Moreover, studies have demonstrated that obesity tends to increase according to the number of years that the immigrant has lived in the United Status. For that reason you would expect obesity to be a more serious health problem among Puerto Ricans living in the US, than in those living in the Island. However, a new study published in the Pan-American Journal of Public Health goes against this hypothesis.
The study, done by researchers in the Albert Einstein College of Medicine, the Department of Health of the state of New York, Tufts University and the University of Puerto Rico, compared the prevalence of obesity among Puerto Ricans in the Island and those living in the US (New York) and found the same number of people with obesity in both places.

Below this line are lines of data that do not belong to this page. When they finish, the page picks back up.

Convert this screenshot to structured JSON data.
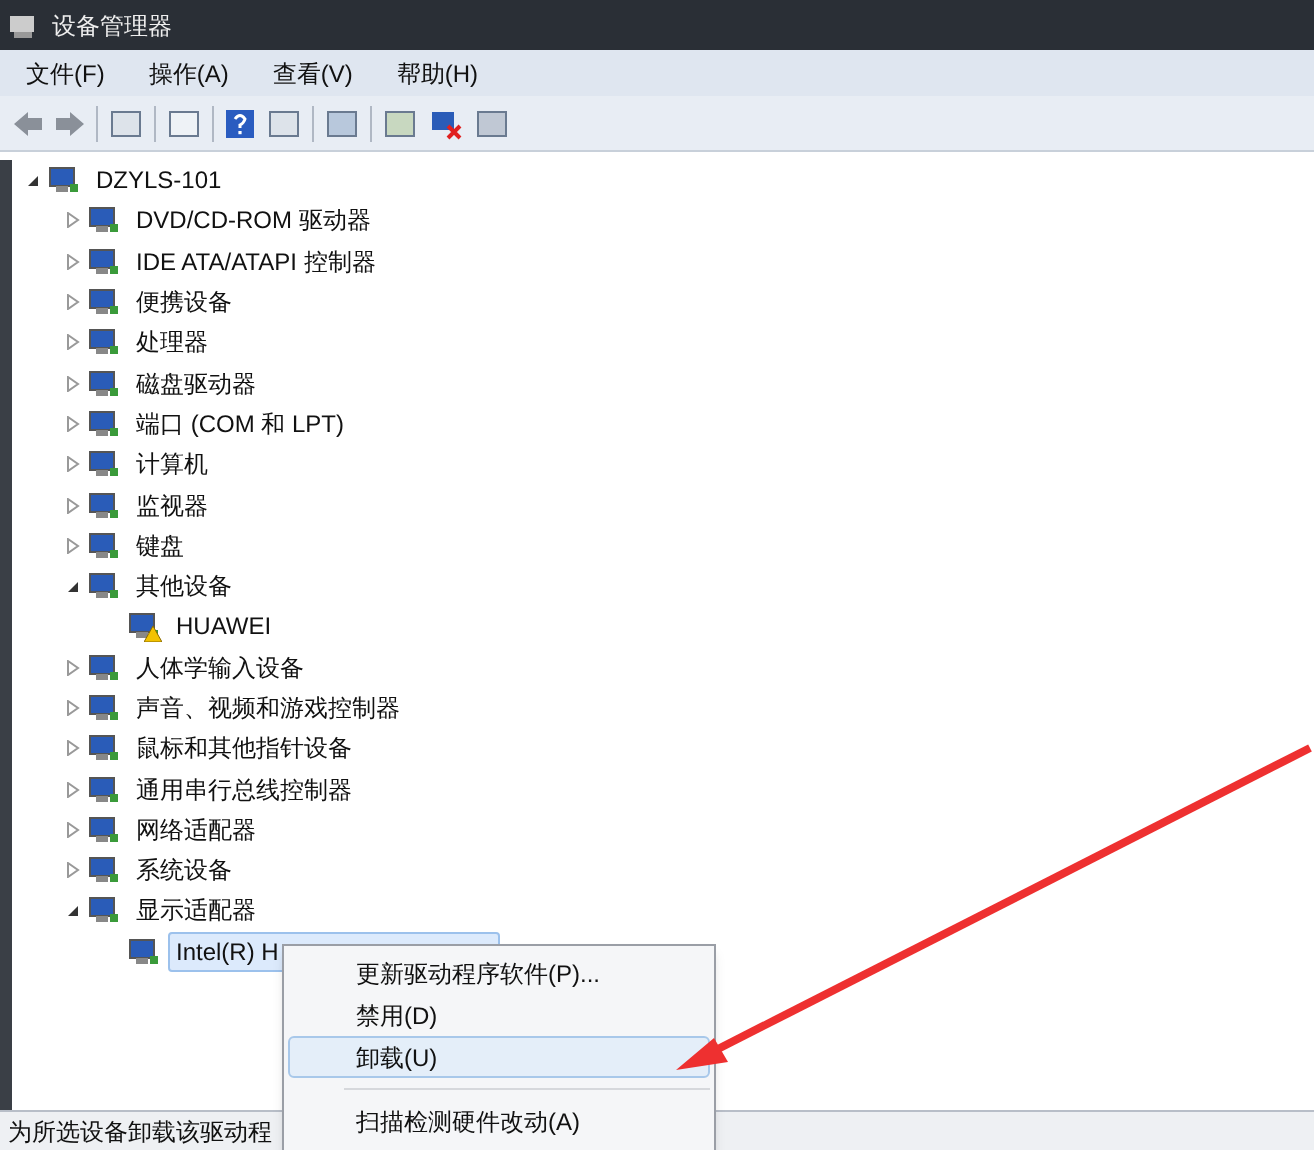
{
  "window": {
    "title": "设备管理器"
  },
  "menu_bar": [
    "文件(F)",
    "操作(A)",
    "查看(V)",
    "帮助(H)"
  ],
  "tree": {
    "label": "DZYLS-101",
    "expanded": true,
    "children": [
      {
        "label": "DVD/CD-ROM 驱动器",
        "expanded": false
      },
      {
        "label": "IDE ATA/ATAPI 控制器",
        "expanded": false
      },
      {
        "label": "便携设备",
        "expanded": false
      },
      {
        "label": "处理器",
        "expanded": false
      },
      {
        "label": "磁盘驱动器",
        "expanded": false
      },
      {
        "label": "端口 (COM 和 LPT)",
        "expanded": false
      },
      {
        "label": "计算机",
        "expanded": false
      },
      {
        "label": "监视器",
        "expanded": false
      },
      {
        "label": "键盘",
        "expanded": false
      },
      {
        "label": "其他设备",
        "expanded": true,
        "children": [
          {
            "label": "HUAWEI",
            "warning": true,
            "selected": false
          }
        ]
      },
      {
        "label": "人体学输入设备",
        "expanded": false
      },
      {
        "label": "声音、视频和游戏控制器",
        "expanded": false
      },
      {
        "label": "鼠标和其他指针设备",
        "expanded": false
      },
      {
        "label": "通用串行总线控制器",
        "expanded": false
      },
      {
        "label": "网络适配器",
        "expanded": false
      },
      {
        "label": "系统设备",
        "expanded": false
      },
      {
        "label": "显示适配器",
        "expanded": true,
        "children": [
          {
            "label": "Intel(R) H",
            "warning": false,
            "selected": true
          }
        ]
      }
    ]
  },
  "context_menu": [
    {
      "label": "更新驱动程序软件(P)...",
      "selected": false
    },
    {
      "label": "禁用(D)",
      "selected": false
    },
    {
      "label": "卸载(U)",
      "selected": true
    },
    {
      "label": "扫描检测硬件改动(A)",
      "selected": false,
      "separator_before": true
    }
  ],
  "status_bar": "为所选设备卸载该驱动程"
}
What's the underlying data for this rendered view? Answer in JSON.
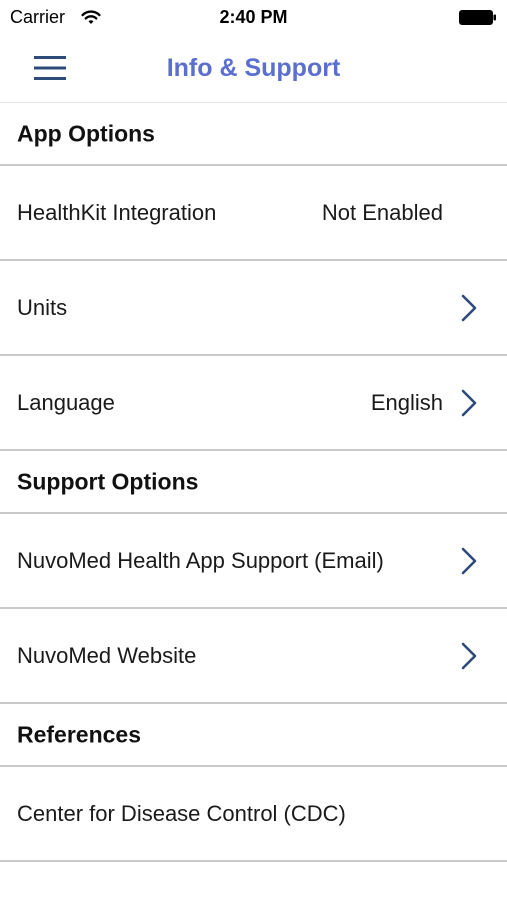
{
  "status_bar": {
    "carrier": "Carrier",
    "time": "2:40 PM"
  },
  "nav": {
    "title": "Info & Support",
    "menu_icon": "hamburger-menu-icon",
    "title_color": "#5b6fcf"
  },
  "sections": {
    "app_options": {
      "header": "App Options",
      "healthkit": {
        "label": "HealthKit Integration",
        "value": "Not Enabled"
      },
      "units": {
        "label": "Units"
      },
      "language": {
        "label": "Language",
        "value": "English"
      }
    },
    "support_options": {
      "header": "Support Options",
      "email_support": {
        "label": "NuvoMed Health App Support (Email)"
      },
      "website": {
        "label": "NuvoMed Website"
      }
    },
    "references": {
      "header": "References",
      "cdc": {
        "label": "Center for Disease Control (CDC)"
      }
    }
  },
  "colors": {
    "accent": "#5b6fcf",
    "chevron": "#2e4a7a",
    "divider": "#c9c9c9"
  }
}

According to the authors, the lack of physical activity and the low consumption of fruits and vegetables by the majority of the people in the Island could be the reason for this phenomenon. More than half of the Puerto Rican population (55%) reported zero physical activity in a month, as compared to 24% of the white non-Hispanic population in the US.
In terms of diet, only 7% of the people in Puerto Rico follows the recommendation of consuming at least 5 portions of fruits and vegetables a day, and the food choice lacks a diversity of fruits and cereals.
These results reveal a lot about the future of obesity and related diseases in the Island. Although people in the Island have less obstacles in obtaining health care as compared to Puerto Ricans in the US, due to less language barriers or more access to medical insurance among low income populations, the primary care in preventive health and diabetes among those in the Island is worst than among those in the US.
The study also revealed that in Puerto Rico diabetes is diagnosed at a later age compared to the US. This lack of preventive care could be due to the less frequent administration of diagnostic tests among those insured by the 1993’s Health Reform (government’s health care), in comparison to those with a private insurance. The authors also suggest that this difference could be based in a lack of education about preventive health care in the Island.
The results of this study are alarming; the obesity problem among Puerto Ricans in the Island, due to the lack of exercise and poor nutrition emphasizes the need to focus initiatives in the Island towards the preventive health from an early age.